Título Original: Oppenheimer (EUA)
Ano: 2023
Diretor: Christopher Nolan
Elenco : Cillian Murphy, Florence Pugh, Matt Damon, Robert Downey Jr., Emily Blunt e Benny Safdie.
Duração: 181 min.
Nota: 2,5/5,0

 

Em seu filme mais morno e mecânico, Christopher Nolan não deixa de se posicionar, mas, mais uma vez, pouco espaço sobra para o público refletir

Conhecido por filmes grandiosos, quando não megalomaníacos, e por investir em conceitos complexos, “Oppenheimer” parece, à primeira vista, um filme estranho na carreira de Nolan. Por mais que se trate de uma cinebiografia do inventor da bomba atômica e traga junto diversos conceitos físicos que o cineasta ama abordar e explicar (quase sempre, até demais), o longa pouco tem da dimensão espacial de suas obras anteriores. Por mais que tenha 3 horas de duração e uma narrativa de épico, a obra se resume quase completamente a diálogos. O tanto que o diretor falou previamente sobre efeitos práticos e ausência de CGI pouco tem relação com o que está em tela, exceto, talvez, pela cena do teste final.

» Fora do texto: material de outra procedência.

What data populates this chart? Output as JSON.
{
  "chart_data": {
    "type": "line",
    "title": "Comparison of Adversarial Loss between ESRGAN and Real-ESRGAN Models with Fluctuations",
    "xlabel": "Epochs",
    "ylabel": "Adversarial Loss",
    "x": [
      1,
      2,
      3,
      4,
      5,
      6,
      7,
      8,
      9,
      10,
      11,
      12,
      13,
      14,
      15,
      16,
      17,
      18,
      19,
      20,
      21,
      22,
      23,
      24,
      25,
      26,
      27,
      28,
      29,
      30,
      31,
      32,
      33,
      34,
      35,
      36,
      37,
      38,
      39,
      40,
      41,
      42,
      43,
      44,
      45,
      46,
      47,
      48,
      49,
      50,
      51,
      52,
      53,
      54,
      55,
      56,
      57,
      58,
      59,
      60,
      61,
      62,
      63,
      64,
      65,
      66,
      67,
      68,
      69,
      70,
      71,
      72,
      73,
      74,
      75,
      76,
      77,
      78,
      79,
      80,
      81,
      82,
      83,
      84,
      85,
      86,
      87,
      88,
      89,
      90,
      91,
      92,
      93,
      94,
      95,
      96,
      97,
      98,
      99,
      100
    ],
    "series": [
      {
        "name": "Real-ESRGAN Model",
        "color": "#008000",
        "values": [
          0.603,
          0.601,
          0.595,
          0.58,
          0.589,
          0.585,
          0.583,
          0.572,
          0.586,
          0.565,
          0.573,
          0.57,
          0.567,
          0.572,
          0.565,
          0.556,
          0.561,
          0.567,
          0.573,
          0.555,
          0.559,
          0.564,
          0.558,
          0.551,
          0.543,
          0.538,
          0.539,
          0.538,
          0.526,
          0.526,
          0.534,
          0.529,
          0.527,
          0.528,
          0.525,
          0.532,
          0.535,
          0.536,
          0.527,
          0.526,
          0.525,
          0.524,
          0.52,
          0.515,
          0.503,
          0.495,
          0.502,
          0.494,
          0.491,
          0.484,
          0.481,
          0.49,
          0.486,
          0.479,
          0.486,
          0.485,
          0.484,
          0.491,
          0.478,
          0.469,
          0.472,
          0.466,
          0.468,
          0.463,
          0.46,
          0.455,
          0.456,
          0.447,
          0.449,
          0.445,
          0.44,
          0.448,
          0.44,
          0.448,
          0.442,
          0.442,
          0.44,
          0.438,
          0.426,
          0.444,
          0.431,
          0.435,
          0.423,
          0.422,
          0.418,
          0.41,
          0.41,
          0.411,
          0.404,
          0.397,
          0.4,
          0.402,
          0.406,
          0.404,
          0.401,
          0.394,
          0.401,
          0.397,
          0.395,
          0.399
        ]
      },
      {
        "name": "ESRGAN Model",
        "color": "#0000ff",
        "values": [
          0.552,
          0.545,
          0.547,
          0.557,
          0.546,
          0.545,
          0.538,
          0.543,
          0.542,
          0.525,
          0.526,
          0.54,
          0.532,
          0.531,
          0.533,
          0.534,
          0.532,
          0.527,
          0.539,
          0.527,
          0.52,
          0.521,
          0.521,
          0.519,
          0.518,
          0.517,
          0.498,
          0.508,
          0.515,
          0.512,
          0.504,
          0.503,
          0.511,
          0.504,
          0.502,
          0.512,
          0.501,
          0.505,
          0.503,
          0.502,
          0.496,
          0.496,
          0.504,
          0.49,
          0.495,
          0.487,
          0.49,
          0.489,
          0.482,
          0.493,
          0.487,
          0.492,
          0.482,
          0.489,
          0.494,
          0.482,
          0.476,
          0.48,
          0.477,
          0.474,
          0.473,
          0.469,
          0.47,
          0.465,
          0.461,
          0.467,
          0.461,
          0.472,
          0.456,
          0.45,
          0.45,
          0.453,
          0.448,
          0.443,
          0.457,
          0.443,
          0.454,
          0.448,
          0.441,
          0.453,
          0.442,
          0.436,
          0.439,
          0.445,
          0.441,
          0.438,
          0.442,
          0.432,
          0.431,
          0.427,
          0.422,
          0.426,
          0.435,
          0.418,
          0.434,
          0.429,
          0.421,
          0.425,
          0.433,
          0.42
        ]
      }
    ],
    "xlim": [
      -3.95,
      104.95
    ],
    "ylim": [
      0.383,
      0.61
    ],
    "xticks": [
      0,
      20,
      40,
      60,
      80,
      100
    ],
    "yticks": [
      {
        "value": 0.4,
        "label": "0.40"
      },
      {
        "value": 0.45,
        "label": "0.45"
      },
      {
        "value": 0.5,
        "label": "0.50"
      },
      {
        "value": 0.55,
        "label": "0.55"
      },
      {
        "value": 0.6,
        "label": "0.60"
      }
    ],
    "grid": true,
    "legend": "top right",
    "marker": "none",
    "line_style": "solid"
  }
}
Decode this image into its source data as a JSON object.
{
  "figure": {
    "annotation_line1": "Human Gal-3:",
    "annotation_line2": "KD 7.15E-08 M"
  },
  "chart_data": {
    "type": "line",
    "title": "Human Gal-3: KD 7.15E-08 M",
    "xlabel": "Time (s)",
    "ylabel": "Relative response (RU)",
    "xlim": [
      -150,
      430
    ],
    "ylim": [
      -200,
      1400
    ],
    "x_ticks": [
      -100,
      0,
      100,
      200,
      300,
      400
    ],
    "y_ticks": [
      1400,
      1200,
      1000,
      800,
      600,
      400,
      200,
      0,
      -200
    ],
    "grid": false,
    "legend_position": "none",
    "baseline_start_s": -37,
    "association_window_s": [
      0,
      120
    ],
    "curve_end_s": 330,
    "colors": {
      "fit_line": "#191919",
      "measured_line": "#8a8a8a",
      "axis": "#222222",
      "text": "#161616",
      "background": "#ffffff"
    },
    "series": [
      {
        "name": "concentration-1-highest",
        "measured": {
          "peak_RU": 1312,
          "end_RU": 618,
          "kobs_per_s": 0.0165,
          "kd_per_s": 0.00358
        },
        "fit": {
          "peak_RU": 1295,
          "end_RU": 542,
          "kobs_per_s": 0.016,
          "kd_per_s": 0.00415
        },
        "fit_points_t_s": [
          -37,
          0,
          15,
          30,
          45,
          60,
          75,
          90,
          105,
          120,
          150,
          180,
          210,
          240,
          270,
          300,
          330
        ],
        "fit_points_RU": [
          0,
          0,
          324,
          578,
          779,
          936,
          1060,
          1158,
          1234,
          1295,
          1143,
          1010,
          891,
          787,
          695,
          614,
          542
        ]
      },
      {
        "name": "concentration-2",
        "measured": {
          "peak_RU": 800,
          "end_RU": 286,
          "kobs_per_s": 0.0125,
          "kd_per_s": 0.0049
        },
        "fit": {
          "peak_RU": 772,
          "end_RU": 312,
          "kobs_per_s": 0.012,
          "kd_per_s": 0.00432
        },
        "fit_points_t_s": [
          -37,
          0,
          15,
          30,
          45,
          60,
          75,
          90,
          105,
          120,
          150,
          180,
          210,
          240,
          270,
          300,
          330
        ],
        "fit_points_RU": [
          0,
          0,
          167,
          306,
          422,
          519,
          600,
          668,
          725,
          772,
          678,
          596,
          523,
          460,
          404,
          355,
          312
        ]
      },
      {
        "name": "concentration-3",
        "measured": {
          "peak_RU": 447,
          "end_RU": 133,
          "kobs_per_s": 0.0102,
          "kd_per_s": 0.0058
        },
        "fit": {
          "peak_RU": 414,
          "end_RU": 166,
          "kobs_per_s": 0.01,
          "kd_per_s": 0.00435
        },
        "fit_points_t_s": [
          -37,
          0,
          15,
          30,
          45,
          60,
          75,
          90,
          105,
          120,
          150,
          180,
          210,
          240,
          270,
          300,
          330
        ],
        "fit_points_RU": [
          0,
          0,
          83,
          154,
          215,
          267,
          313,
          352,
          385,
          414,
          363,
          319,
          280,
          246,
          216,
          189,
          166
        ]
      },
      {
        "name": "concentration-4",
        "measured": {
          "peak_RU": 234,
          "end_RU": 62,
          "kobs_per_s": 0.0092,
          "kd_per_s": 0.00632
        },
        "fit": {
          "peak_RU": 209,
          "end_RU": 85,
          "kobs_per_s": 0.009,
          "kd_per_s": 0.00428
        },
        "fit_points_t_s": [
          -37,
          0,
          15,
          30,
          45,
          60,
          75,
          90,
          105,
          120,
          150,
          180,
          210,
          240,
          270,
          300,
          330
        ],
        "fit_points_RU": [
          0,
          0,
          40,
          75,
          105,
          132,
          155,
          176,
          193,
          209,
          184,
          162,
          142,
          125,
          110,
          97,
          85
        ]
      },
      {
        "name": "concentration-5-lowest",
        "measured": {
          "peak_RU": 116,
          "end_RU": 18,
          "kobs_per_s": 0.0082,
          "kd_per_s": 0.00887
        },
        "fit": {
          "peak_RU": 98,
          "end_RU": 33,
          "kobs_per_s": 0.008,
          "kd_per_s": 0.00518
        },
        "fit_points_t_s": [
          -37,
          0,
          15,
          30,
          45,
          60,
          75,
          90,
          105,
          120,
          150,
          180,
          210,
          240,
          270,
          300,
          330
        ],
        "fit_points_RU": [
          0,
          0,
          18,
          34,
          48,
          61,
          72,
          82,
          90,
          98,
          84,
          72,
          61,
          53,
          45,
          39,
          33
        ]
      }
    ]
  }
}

Porém, na prática, o longa carrega a assinatura de seu cineasta, sobretudo em como monta a história de uma forma em que as escolhas temporais não só sejam sentidas, como se tornem evidentes. É justamente essa escolha de bagunçar a cronologia, abandonando a linearidade e cortando constantemente de uma pequena sequência para outra, seja no passado ou no futuro, que dá ao filme uma impressão de novidade em relação às diversas cinebiografias que são feitas todos os anos. Ainda que, no fundo, o filme não fuja tanto da “história de Wikipédia” que domina o gênero. Isso porque, se por um lado tal montagem dá pulsão ao filme, nunca deixando as 3 horas de diálogos ficarem monótonas, além de embaralhar as peças e eventos a fim de criar “descobertas” inesperadas em momentos-chave (como o depoimento de Kitty ou a revelação do plano de Strauss), por outro, a verdadeira intenção de Nolan é simplesmente seguir esses eventos reais de uma maneira bastante mecânica, contentando-se em simplesmente expô-los aos público.

É bem verdade que tal exposição ganha um contorno mais complexo devido ao interesse do cineasta em mostrar a ambiguidade que Oppenheimer representa por si só, a partir do que ele acreditava, o que fez e como sua consciência lidou com isso posteriormente. Nolan em nenhum momento se exime de se posicionar, cria o seu vilão, enquanto defende o seu protagonista em sua crise de consciência, às vezes, de maneira bastante apelativa, como no discurso inflamado seguido por aquela plateia sendo despedaçada como as vítimas da bomba atômica (claro, tudo na psicologia do personagem apenas).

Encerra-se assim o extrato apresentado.